There are a number of vendors vying to help businesses manage and analyze the 80-85 percent of all corporate data that's stored in unstructured and semi-structured formats -- and some of their names might surprise you.
So now we have the key insight -- new data is constantly coming forward and vying to become part of the decision-making set, while existing information may be re-molded and even discarded in parts. Within BI, semi-structured text, geographic information, and other non-traditional data resources are vying with numeric data as best indicators and predictors for decision models. Thus we arrive at the current state of information affairs -- there are a variety of tool-makers (BI vendors, database firms, information integrators and start-ups) at work on these globs of data, trying to turn unstructured and semi-structured data into more useful and actionable information.
The Information Makers
The new Information Makers are software companies that are unlocking the value of unstructured and semi-structured data.

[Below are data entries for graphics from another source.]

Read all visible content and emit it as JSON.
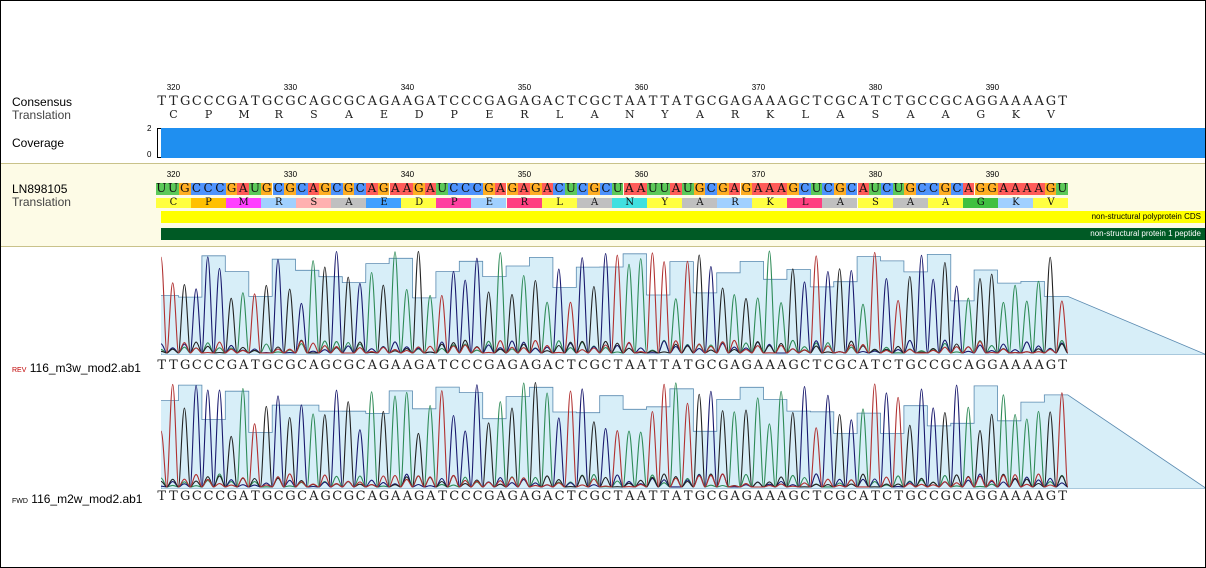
{
  "tracks": {
    "consensus_label": "Consensus",
    "translation_label": "Translation",
    "coverage_label": "Coverage",
    "coverage_max": "2",
    "coverage_min": "0",
    "reference_label": "LN898105",
    "reference_translation_label": "Translation",
    "read1_tag": "REV",
    "read1_name": "116_m3w_mod2.ab1",
    "read2_tag": "FWD",
    "read2_name": "116_m2w_mod2.ab1"
  },
  "ruler": {
    "ticks": [
      "320",
      "330",
      "340",
      "350",
      "360",
      "370",
      "380",
      "390"
    ]
  },
  "sequences": {
    "consensus": "TTGCCCGATGCGCAGCGCAGAAGATCCCGAGAGACTCGCTAATTATGCGAGAAAGCTCGCATCTGCCGCAGGAAAAGT",
    "reference": "UUGCCCGAUGCGCAGCGCAGAAGAUCCCGAGAGACUCGCUAAUUAUGCGAGAAAGCUCGCAUCUGCCGCAGGAAAAGU",
    "translation": [
      "C",
      "P",
      "M",
      "R",
      "S",
      "A",
      "E",
      "D",
      "P",
      "E",
      "R",
      "L",
      "A",
      "N",
      "Y",
      "A",
      "R",
      "K",
      "L",
      "A",
      "S",
      "A",
      "A",
      "G",
      "K",
      "V"
    ],
    "read1": "TTGCCCGATGCGCAGCGCAGAAGATCCCGAGAGACTCGCTAATTATGCGAGAAAGCTCGCATCTGCCGCAGGAAAAGT",
    "read2": "TTGCCCGATGCGCAGCGCAGAAGATCCCGAGAGACTCGCTAATTATGCGAGAAAGCTCGCATCTGCCGCAGGAAAAGT"
  },
  "annotations": {
    "cds_label": "non-structural polyprotein CDS",
    "peptide_label": "non-structural protein 1 peptide"
  },
  "colors": {
    "A": "#ff4040",
    "C": "#3080ff",
    "G": "#ffa000",
    "T": "#40c040",
    "U": "#40c040",
    "coverage": "#1f8ff0",
    "cds": "#ffff00",
    "peptide": "#005a25",
    "trace_A": "#2e8b57",
    "trace_C": "#1a1a6e",
    "trace_G": "#222222",
    "trace_T": "#b03030"
  }
}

The single most influential player in the field surprisingly does not come from among search giants such as Google, Microsoft or Yahoo, nor from among BI players such as Cognos, Hyperion, SAS and SPSS. Rather, it's IBM. IBM has managed to pull together its own research labs work, along with results from universities, to deliver the Unstructured Information Management Architecture (UIMA). UIMA is an API for processing unstructured data of all types (text, speech, video, audio, etc.) into a series of open, standardized and extensible methods.
Hadley Reynolds, of the Delphi Group, has noted that "IBM's UIMA framework proposes a new 'standard' for text [and other] analytics implementations that includes common interface definitions and a common data model. It does not include a search engine for distribution or a runtime environment in which to process and provision analytic applications to business systems ... the big news is that IBM is throwing its weight behind an infrastructure that can reduce the complexity of implementing analytic applications."

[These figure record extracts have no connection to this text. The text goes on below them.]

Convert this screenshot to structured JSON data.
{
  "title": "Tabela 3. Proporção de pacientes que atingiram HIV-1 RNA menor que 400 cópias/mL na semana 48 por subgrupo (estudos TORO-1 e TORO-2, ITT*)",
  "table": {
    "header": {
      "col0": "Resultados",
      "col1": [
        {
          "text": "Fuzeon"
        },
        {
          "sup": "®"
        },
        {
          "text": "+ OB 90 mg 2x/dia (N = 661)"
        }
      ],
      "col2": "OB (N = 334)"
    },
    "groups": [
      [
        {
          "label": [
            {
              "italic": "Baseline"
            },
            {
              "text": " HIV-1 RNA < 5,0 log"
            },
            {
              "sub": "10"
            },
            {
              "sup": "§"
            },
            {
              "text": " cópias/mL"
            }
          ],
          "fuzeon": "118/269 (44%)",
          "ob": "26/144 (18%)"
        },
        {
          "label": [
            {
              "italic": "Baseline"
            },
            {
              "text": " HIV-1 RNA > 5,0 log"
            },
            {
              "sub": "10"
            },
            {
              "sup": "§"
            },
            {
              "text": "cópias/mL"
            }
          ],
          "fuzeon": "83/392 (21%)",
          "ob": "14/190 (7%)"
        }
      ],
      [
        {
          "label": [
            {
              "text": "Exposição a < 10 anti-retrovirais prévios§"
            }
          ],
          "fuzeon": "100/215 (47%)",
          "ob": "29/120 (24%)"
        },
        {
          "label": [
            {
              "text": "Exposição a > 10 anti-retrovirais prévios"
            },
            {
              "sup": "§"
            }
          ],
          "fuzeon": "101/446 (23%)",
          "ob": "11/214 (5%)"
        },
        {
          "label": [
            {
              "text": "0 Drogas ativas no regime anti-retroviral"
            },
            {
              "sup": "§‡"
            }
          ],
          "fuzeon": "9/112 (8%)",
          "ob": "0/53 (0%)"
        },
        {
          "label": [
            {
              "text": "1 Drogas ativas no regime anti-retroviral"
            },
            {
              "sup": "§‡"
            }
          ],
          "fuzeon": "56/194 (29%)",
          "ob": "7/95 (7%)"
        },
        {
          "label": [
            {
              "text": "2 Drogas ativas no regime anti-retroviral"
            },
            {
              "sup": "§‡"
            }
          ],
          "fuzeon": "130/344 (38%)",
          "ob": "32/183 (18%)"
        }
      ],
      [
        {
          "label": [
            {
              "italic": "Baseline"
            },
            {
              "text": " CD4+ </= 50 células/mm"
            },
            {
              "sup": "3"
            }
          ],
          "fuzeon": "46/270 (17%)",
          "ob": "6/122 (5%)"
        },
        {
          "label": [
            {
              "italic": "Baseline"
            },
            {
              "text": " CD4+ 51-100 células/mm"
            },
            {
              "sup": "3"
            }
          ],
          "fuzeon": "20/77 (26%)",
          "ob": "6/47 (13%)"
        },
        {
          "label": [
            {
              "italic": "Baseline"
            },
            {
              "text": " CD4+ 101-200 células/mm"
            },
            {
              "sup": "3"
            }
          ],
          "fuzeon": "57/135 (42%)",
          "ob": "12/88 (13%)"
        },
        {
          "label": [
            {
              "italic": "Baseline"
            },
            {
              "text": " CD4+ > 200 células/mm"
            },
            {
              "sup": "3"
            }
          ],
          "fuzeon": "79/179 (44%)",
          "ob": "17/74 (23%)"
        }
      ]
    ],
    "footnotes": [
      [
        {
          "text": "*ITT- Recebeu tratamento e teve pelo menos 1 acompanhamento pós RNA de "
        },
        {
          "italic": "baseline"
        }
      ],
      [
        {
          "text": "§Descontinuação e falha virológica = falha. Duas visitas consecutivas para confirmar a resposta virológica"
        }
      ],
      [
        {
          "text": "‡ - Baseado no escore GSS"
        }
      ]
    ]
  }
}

UIMA has been embedded into IBM products like WebSphere Information Integrator OmniFind Edition, Lotus Workplace and WebSphere Portal Server. Sixteen other vendors have signed onto using the API framework, including a cross-section of BI and content analysis players such as Attensity, ClearForest, Cognos, Inxight, SAS and SPSS. The UIMA framework, plus IBM's acquisitions of Ascential, Bowstreet and iPhrase signals that IBM is staking a large position in the emerging information-making marketplace. Of equal import is Curt Monash's idea of an ontology management system. Is UIMA the underpinning of such a system? Time will tell.

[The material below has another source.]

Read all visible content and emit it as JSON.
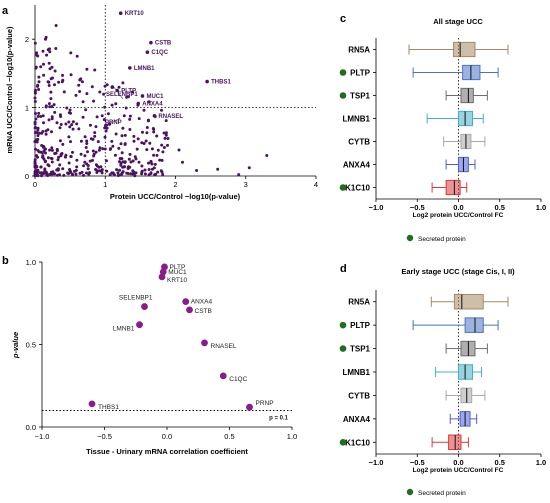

Another company that's made a big unstructured data play is Autonomy, which in November 2005 bought out search engine company Verity for a cool $500 million. This places Autonomy at the head of the business search market, according to a recent assessment from Forrester. Autonomy offers its Intelligent Data Operating Layer (IDOL) server, which integrates the latest in personalization, collaboration and retrieval features. It also has subsidiaries in the sound-processing (SoftSound), and video-interpretation fields (Virage). In very quick order, Autonomy has combined the IDOL framework with Verity's K2 advanced word-phrasing, relational taxonomies, and other classifying features. The combo may well add savvy to general search and analytics customers, while bringing new features to its forms, BPM and business search products.